L'équipe de La Voix de Hind Rajab, lors de l'avant-première au festival Cinemed.
Standing ovation pour Kaouther Ben Hania lors de l'avant-première de La Voix de Hind Rajab au Cinemed.
Standing ovation pour Kaouther Ben Hania lors de l'avant-première de La Voix de Hind Rajab au Cinemed.
Cinéma Publié le 22/10/2025
La réalisatrice tunisienne Kaouther Ben Hania était ce 18 octobre à Montpellier pour présenter au festival Cinemed son nouveau film : La Voix de Hind Rajab. Le long-métrage, qui mêle fiction et réalité, a bouleversé le public.

La réalisatrice Kaouther Ben Hania est connue pour jouer avec la limite entre le film de fiction et le documentaire. Souvent invitée du festival montpelliérain Cinemed, la cinéaste tunisienne revient cette année présenter en avant-première son long-métrage La Voix de Hind Rajab. Le film a déjà reçu le Lion d’Argent à la Mostra de Venise, mais il s’agissait, ce 19 octobre, de la première française. La réalisatrice travaille par ailleurs sur un film dont le tournage se fait à Montpellier. Elle l'a mis en pause il y a un an pour réaliser La Voix de Hind Rajab, après avoir entendu des extraits de l’appel au Croissant-Rouge sur les réseaux.

 

L’histoire de Hind Rajab. Hind Rajab était une enfant palestinienne de 5 ans. Le 29 janvier 2024, sa famille fuit le quartier de Tel Al-Hawa, sous les tirs de chars de l’armée israélienne. La tante, l’oncle et les quatre cousins de Hind meurent dans la voiture, et sa cousine de 15 ans appelle le Croissant-Rouge palestinien. L’adolescente est touchée par un tir mortel pendant son appel, laissant Hind seule survivante. Pendant plus de trois heures, les humanitaires restent au téléphone avec l’enfant, coincée dans la voiture entourée des corps de sa famille, en attendant de lui envoyer une ambulance. Cette dernière, enfin approuvée par tous les circuits nécessaires, se met en route mais n’atteindra jamais Hind Rajab, car elle est prise pour cible par les forces israéliennes malgré leur approbation de son passage. Pendant douze jours, les membres de l’organisation humanitaire du Croissant-Rouge sont sans nouvelles des sauveteurs et de l’enfant, et décident de poster des extraits des appels sur les réseaux, afin d’éveiller les consciences des internautes.

C'est à ce moment que Kaouther Ben Hania les entend, et elle décide de raconter leur histoire afin que cette enfant ne soit pas qu’un nombre, qu’une statistique, trop consciente de l’insensibilité des gens par rapport aux images de Gaza partagées sur les réseaux, devenues presque une banalité. « Ce film, j’aurais préféré ne pas ressentir le besoin de le faire » déclare-t-elle.

 

Un jeu entre la fiction et le documentaire.
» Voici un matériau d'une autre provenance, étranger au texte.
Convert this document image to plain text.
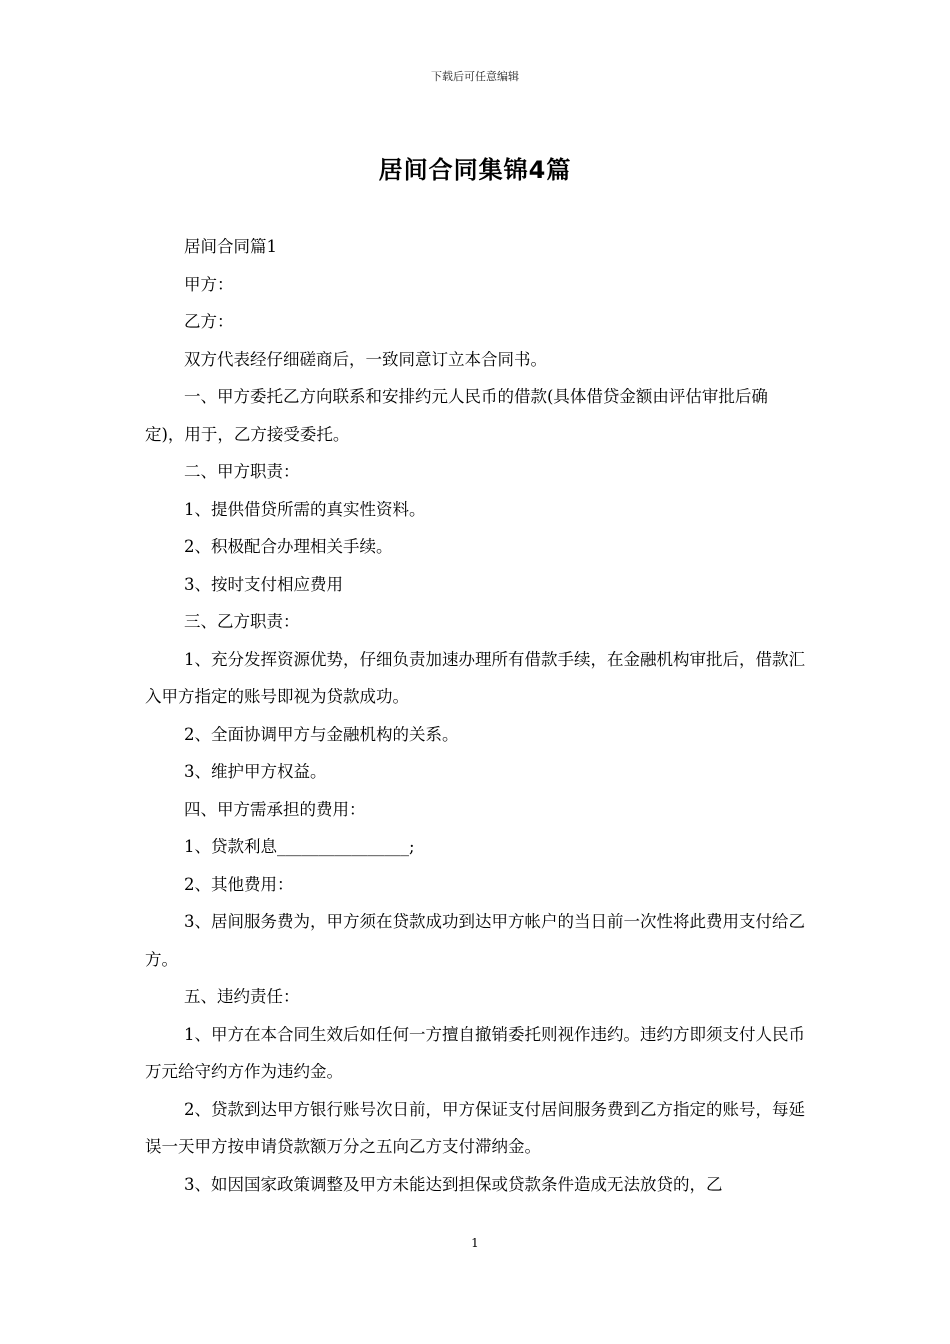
下载后可任意编辑
居间合同集锦4篇

居间合同篇1

甲方：

乙方：

双方代表经仔细磋商后，一致同意订立本合同书。

一、甲方委托乙方向联系和安排约元人民币的借款(具体借贷金额由评估审批后确定)，用于，乙方接受委托。

二、甲方职责：

1、提供借贷所需的真实性资料。

2、积极配合办理相关手续。

3、按时支付相应费用

三、乙方职责：

1、充分发挥资源优势，仔细负责加速办理所有借款手续，在金融机构审批后，借款汇入甲方指定的账号即视为贷款成功。

2、全面协调甲方与金融机构的关系。

3、维护甲方权益。

四、甲方需承担的费用：

1、贷款利息________________;

2、其他费用：

3、居间服务费为，甲方须在贷款成功到达甲方帐户的当日前一次性将此费用支付给乙方。

五、违约责任：

1、甲方在本合同生效后如任何一方擅自撤销委托则视作违约。违约方即须支付人民币万元给守约方作为违约金。

2、贷款到达甲方银行账号次日前，甲方保证支付居间服务费到乙方指定的账号，每延误一天甲方按申请贷款额万分之五向乙方支付滞纳金。

3、如因国家政策调整及甲方未能达到担保或贷款条件造成无法放贷的，乙

1
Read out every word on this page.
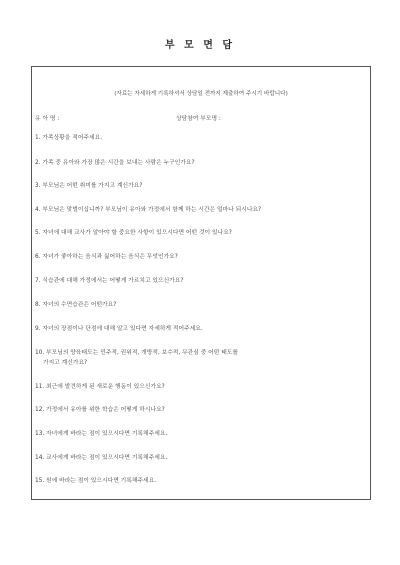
부 모 면 담
(자료는 자세하게 기록하셔서 상담일 전까지 제출하여 주시기 바랍니다)
유 아 명 :	상담참여 부모명 :
1. 가족상황을 적어주세요.
2. 가족 중 유아와 가장 많은 시간을 보내는 사람은 누구인가요?
3. 부모님은 어떤 취미를 가지고 계신가요?
4. 부모님은 맞벌이십니까? 부모님이 유아와 가정에서 함께 하는 시간은 얼마나 되시나요?
5. 자녀에 대해 교사가 알아야 할 중요한 사항이 있으시다면 어떤 것이 있나요?
6. 자녀가 좋아하는 음식과 싫어하는 음식은 무엇인가요?
7. 식습관에 대해 가정에서는 어떻게 가르치고 있으신가요?
8. 자녀의 수면습관은 어떤가요?
9. 자녀의 장점이나 단점에 대해 알고 있다면 자세하게 적어주세요.
10. 부모님의 양육태도는 민주적, 권위적, 개방적, 보수적, 무관심 중 어떤 태도를
가지고 계신가요?
11. 최근에 발견하게 된 새로운 행동이 있으신가요?
12. 가정에서 유아를 위한 학습은 어떻게 하시나요?
13. 자녀에게 바라는 점이 있으시다면 기록해주세요.
14. 교사에게 바라는 점이 있으시다면 기록해주세요.
15. 원에 바라는 점이 있으시다면 기록해주세요.
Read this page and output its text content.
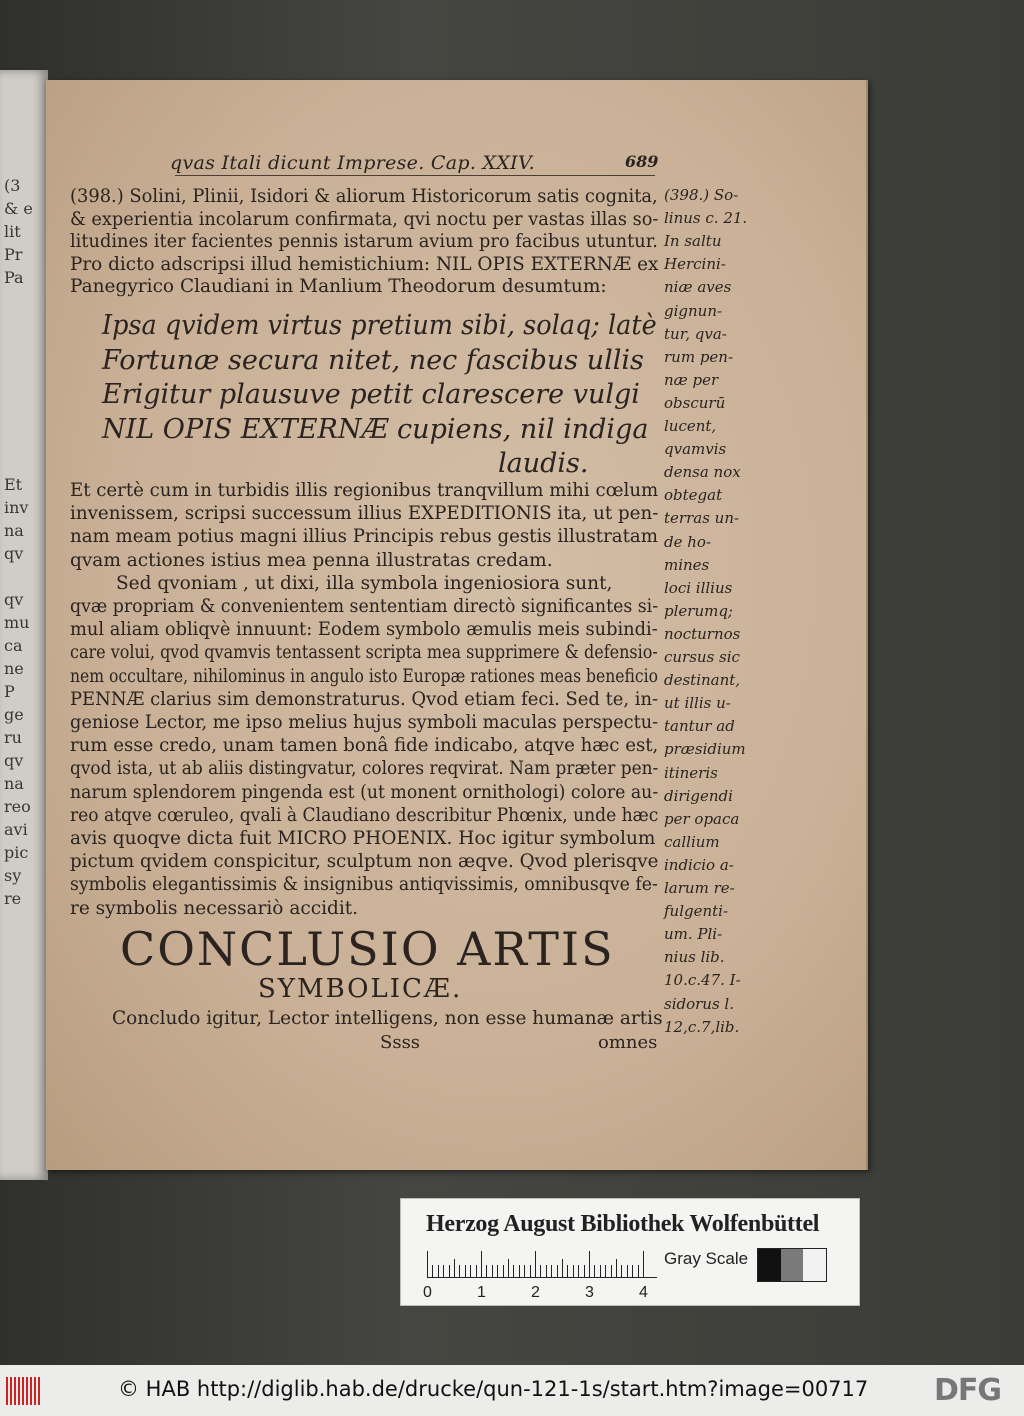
(3
& e
lit
Pr
Pa

Et
inv
na
qv

qv
mu
ca
ne
P
ge
ru
qv
na
reo
avi
pic
sy
re
qvas Itali dicunt Imprese. Cap. XXIV.	689
(398.) Solini, Plinii, Isidori & aliorum Historicorum satis cognita,
& experientia incolarum confirmata, qvi noctu per vastas illas so-
litudines iter facientes pennis istarum avium pro facibus utuntur.
Pro dicto adscripsi illud hemistichium: NIL OPIS EXTERNÆ ex
Panegyrico Claudiani in Manlium Theodorum desumtum:
Ipsa qvidem virtus pretium sibi, solaq; latè
Fortunæ secura nitet, nec fascibus ullis
Erigitur plausuve petit clarescere vulgi
NIL OPIS EXTERNÆ cupiens, nil indiga
laudis.
Et certè cum in turbidis illis regionibus tranqvillum mihi cœlum
invenissem, scripsi successum illius EXPEDITIONIS ita, ut pen-
nam meam potius magni illius Principis rebus gestis illustratam
qvam actiones istius mea penna illustratas credam.
Sed qvoniam , ut dixi, illa symbola ingeniosiora sunt,
qvæ propriam & convenientem sententiam directò significantes si-
mul aliam obliqvè innuunt: Eodem symbolo æmulis meis subindi-
care volui, qvod qvamvis tentassent scripta mea supprimere & defensio-
nem occultare, nihilominus in angulo isto Europæ rationes meas beneficio
PENNÆ clarius sim demonstraturus. Qvod etiam feci. Sed te, in-
geniose Lector, me ipso melius hujus symboli maculas perspectu-
rum esse credo, unam tamen bonâ fide indicabo, atqve hæc est,
qvod ista, ut ab aliis distingvatur, colores reqvirat. Nam præter pen-
narum splendorem pingenda est (ut monent ornithologi) colore au-
reo atqve cœruleo, qvali à Claudiano describitur Phœnix, unde hæc
avis quoqve dicta fuit MICRO PHOENIX. Hoc igitur symbolum
pictum qvidem conspicitur, sculptum non æqve. Qvod plerisqve
symbolis elegantissimis & insignibus antiqvissimis, omnibusqve fe-
re symbolis necessariò accidit.
CONCLUSIO ARTIS
SYMBOLICÆ.
Concludo igitur, Lector intelligens, non esse humanæ artis
Ssss	omnes
(398.) So-
linus c. 21.
In saltu
Hercini-
niæ aves
gignun-
tur, qva-
rum pen-
næ per
obscurū
lucent,
qvamvis
densa nox
obtegat
terras un-
de ho-
mines
loci illius
plerumq;
nocturnos
cursus sic
destinant,
ut illis u-
tantur ad
præsidium
itineris
dirigendi
per opaca
callium
indicio a-
larum re-
fulgenti-
um. Pli-
nius lib.
10.c.47. I-
sidorus l.
12,c.7,lib.
Herzog August Bibliothek Wolfenbüttel
0	1	2	3	4
Gray Scale
© HAB http://diglib.hab.de/drucke/qun-121-1s/start.htm?image=00717 DFG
Son expérience du documentaire permet à la réalisatrice d’aborder ce film sans sensationnalisme des faits. Elle choisit la fiction pour ce projet car elle veut communiquer au public son propre ressenti : que l’enfant lui demande de l’aide. Cette sensation d’impuissance ne pouvait être traduite qu’en replaçant le spectateur dans le moment, tandis qu’un documentaire aurait apporté une impression de passé, que rien ne peut être fait. La fiction nous offre cet espoir, malgré nous. « Je tenais quand même à faire revenir les spectateurs dans une réalité ancrée » dit Kaouther Ben Hania.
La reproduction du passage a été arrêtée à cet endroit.